Wednesday, July 13, 2011

From the Bhagavad Gita

  Such a large part of a yoga practice is self study. For years I’ve always wondered about and kind of faked this part. Sure I can bust out some intense yoga asana, but ask me to sit and meditate for just 5 minutes and my skin crawls after 30 seconds. I’ve always had this untamed amount of energy just pulsing within me. I’ve been drawn to activities that help to regulate the flow of this prana- and even in my yoga practice I focus of vigorous vinyasa (flow) based practice. I have not been rounded at all when it comes to my practice or in life. I’m balls to the wall- intense and determined to do whichever asana alludes me. 
    Mediation and stillness allude me more than any part of my yoga practice. Now I’m not saying that I want to sit and meditate for 20 minutes- yeah right, hah! But maybe someday it will happen. I’m trying to focus on the small accomplishments first. Let’s start with 5 minutes shall we? When reading through the Bhagavad Gita this morning I came across this:

“Having attained peace, he becomes free from misery; for when the mind gains peace, right discrimination follows. Right discrimination is not for him who cannot concentrate, there cannot be meditation; he who cannot meditate must not expect peace; and without peace, how can anyone expect happiness?
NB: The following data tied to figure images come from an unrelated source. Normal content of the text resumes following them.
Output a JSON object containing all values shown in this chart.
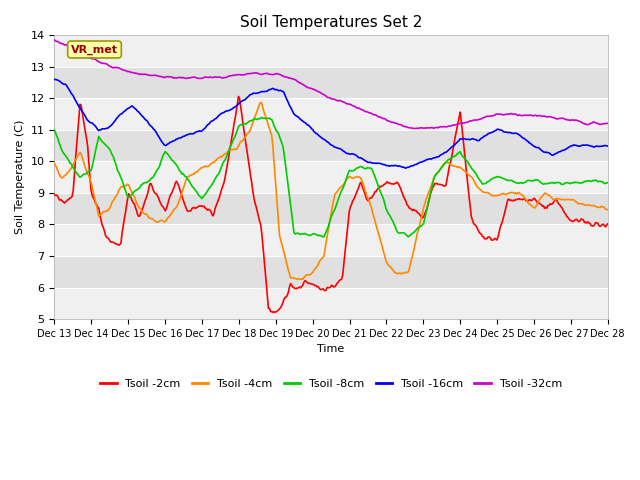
{
  "title": "Soil Temperatures Set 2",
  "xlabel": "Time",
  "ylabel": "Soil Temperature (C)",
  "ylim": [
    5.0,
    14.0
  ],
  "yticks": [
    5.0,
    6.0,
    7.0,
    8.0,
    9.0,
    10.0,
    11.0,
    12.0,
    13.0,
    14.0
  ],
  "xtick_labels": [
    "Dec 13",
    "Dec 14",
    "Dec 15",
    "Dec 16",
    "Dec 17",
    "Dec 18",
    "Dec 19",
    "Dec 20",
    "Dec 21",
    "Dec 22",
    "Dec 23",
    "Dec 24",
    "Dec 25",
    "Dec 26",
    "Dec 27",
    "Dec 28"
  ],
  "series_colors": {
    "Tsoil -2cm": "#ff0000",
    "Tsoil -4cm": "#ff8800",
    "Tsoil -8cm": "#00cc00",
    "Tsoil -16cm": "#0000ff",
    "Tsoil -32cm": "#cc00cc"
  },
  "annotation_text": "VR_met",
  "annotation_color": "#990000",
  "annotation_bg": "#ffffaa",
  "annotation_edge": "#999900",
  "fig_bg": "#ffffff",
  "plot_bg_light": "#f0f0f0",
  "plot_bg_dark": "#e0e0e0",
  "grid_color": "#ffffff",
  "n_points": 500
}
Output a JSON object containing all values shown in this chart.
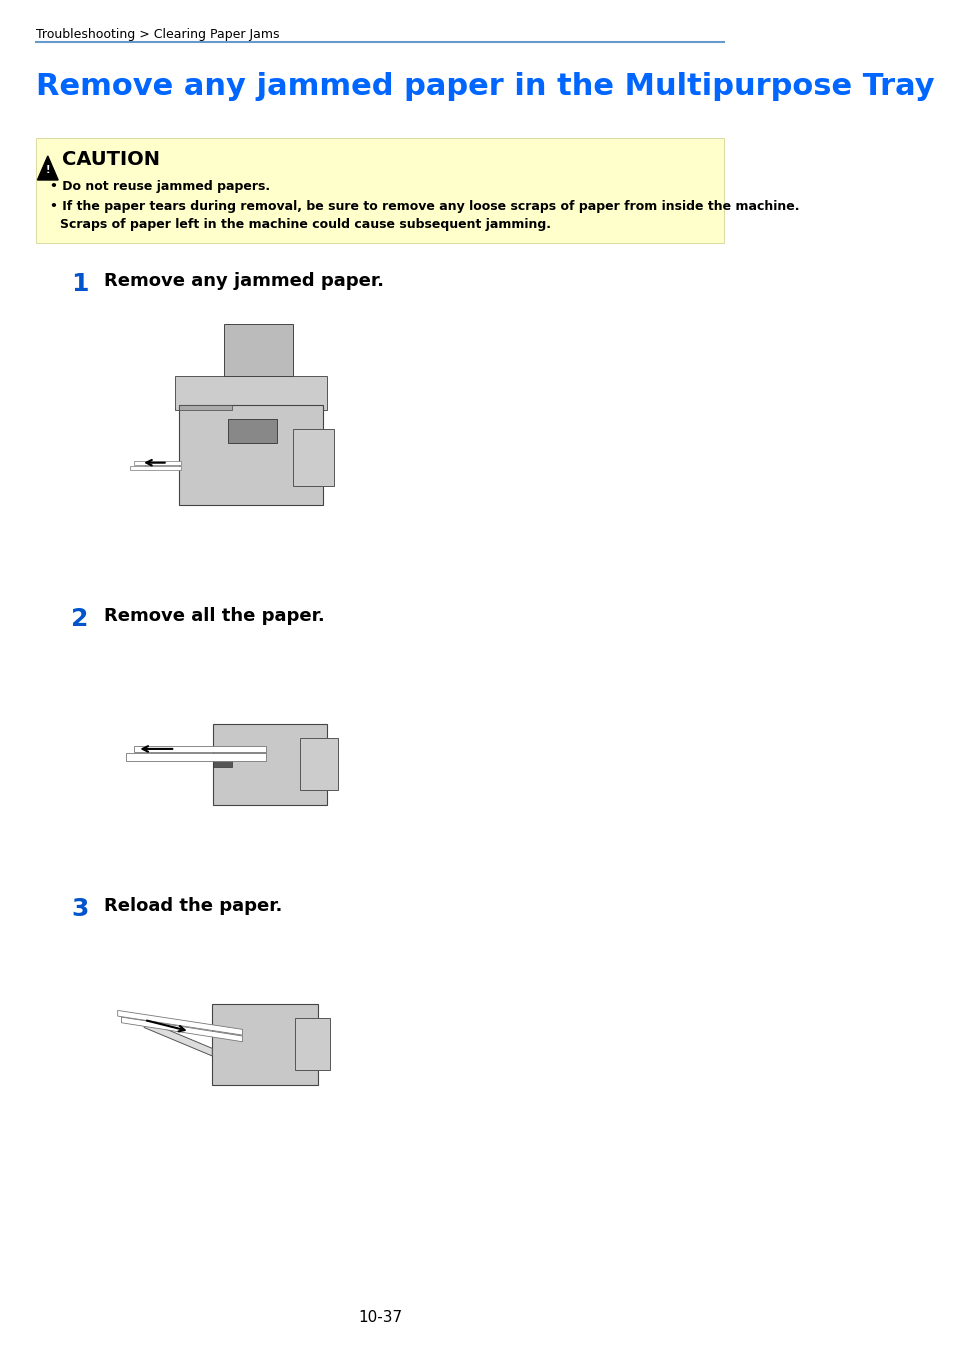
{
  "page_width": 9.54,
  "page_height": 13.5,
  "bg_color": "#ffffff",
  "breadcrumb": "Troubleshooting > Clearing Paper Jams",
  "breadcrumb_color": "#000000",
  "breadcrumb_fontsize": 9,
  "separator_color": "#6699cc",
  "title": "Remove any jammed paper in the Multipurpose Tray",
  "title_color": "#0066ff",
  "title_fontsize": 22,
  "caution_bg": "#ffffcc",
  "caution_border": "#cccc88",
  "caution_title": "CAUTION",
  "caution_bullet1": "Do not reuse jammed papers.",
  "caution_bullet2_line1": "If the paper tears during removal, be sure to remove any loose scraps of paper from inside the machine.",
  "caution_bullet2_line2": "Scraps of paper left in the machine could cause subsequent jamming.",
  "step1_num": "1",
  "step1_text": "Remove any jammed paper.",
  "step2_num": "2",
  "step2_text": "Remove all the paper.",
  "step3_num": "3",
  "step3_text": "Reload the paper.",
  "step_num_color": "#0055cc",
  "step_text_color": "#000000",
  "step_fontsize": 13,
  "step_num_fontsize": 18,
  "footer": "10-37",
  "footer_color": "#000000",
  "footer_fontsize": 11
}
   How can I expect happiness in my current state? I have been told and told; people have attempted to FORCE me into meditation and stillness without success, surely because they have seen it’s exactly what I need. But we can’t help or force someone who needs help, to be helped. If I can’t sit with myself for 5 minutes and find some sort of contentment, how can I ever find contentment within my life as a whole? 

   Having been driven by my need to accomplish physical feats I have missed the whole point. This is not only a physical journey- but largely (esp. for me) a mental and spiritual journey. It’s so much simpler for me to focus on that which I am already good at. But the mind... well that is a whole other story. 
    From the beginning of my teaching I have had expectations of what it was going to look like, what I was going to accomplish..The fact of the matter was I was viewing teaching as a way to make a living- Yes it does need to be that for me as well. However it’s more about how yoga feeds me, and what sharing of yoga can do for me as well. Who cares if I can do 100 Chaturanga’s? Sure maybe they would be impressed- but not if they knew I couldn’t sit still for a simple meditation, or a gentle yoga class. 

“Let not the fruit of your action be your motive; nor yet be enamored of inaction. Perform all your actions with the mind concentrated on the Divine, renouncing attachment and looking upon success and failure with an equal eye. Spirituality implies equanimity.”

   I have veered away from things that I knew I had the potential to fail. Why? Because I care about the result. What will people think if I fail? How will I feel??? Learning to be detached from the result is a hard lesson but one that is so important. The thought of not trying things because of this need to succeed is ridiculous. Whether success or failure is the result, the fact is that there is something to be learned, growth that will be made no matter what the end result. 
    Jason once told me that the general idea or goal of what you want or who you want to be is great to have. If we look upon it as the idea or starting point that puts us on the path. There needs to be no attachment to that specific thing- but focus on the journey itself. During the journey the end result that you thought you wanted may change- but the thing to take away is that it led you to where you are at this moment. 
    Where you are at this moment is where you need to be.